Generally, with strong hands like those above, you should protect them by raising and driving out players with more speculative hands which might suddenly overtake you once there are three, four or five community cards with which to work. If no one calls, then the chances are that you would not have made much from the pot anyway. If you get callers, you may be set for some real action – with the odds on your side.
In the final analysis, you will decide what style of poker player you are. You may find that the other players at your table are very respectful of raises and, when you do raise, they mostly fold and concede the pot to you. If that is the case, you might even try raising modestly with all of the 21 chosen hands and seeing what effect that might have on your table… Of course, you may discover that you are surrounded by chancers, players who will pay right up to the end to see your cards.
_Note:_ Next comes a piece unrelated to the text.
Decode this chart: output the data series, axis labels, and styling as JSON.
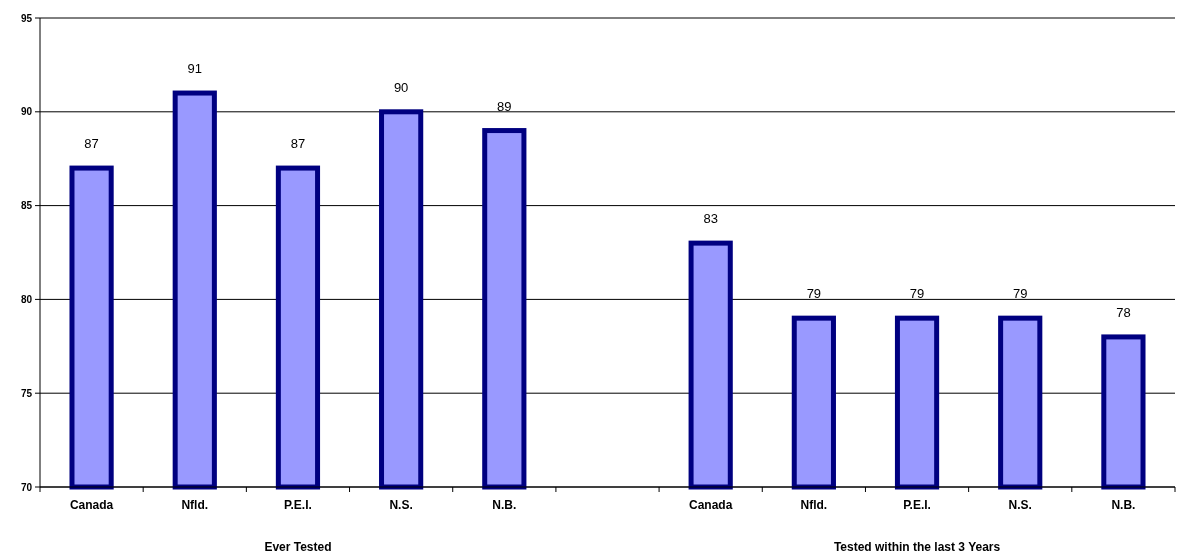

These punters are sometimes called "fish" or "fishes": they swim around "fishing" for the perfect card to make their hand a winner. Fish are usually slimy characters, poor, near-penniless souls who have failed to realize that, most of the time at the poker table, discretion really is the better part of valour – and that it is certainly cheaper in the long run.
So, how you act will have as much to do with the style of the other players at your table as the cards you hold in your hand.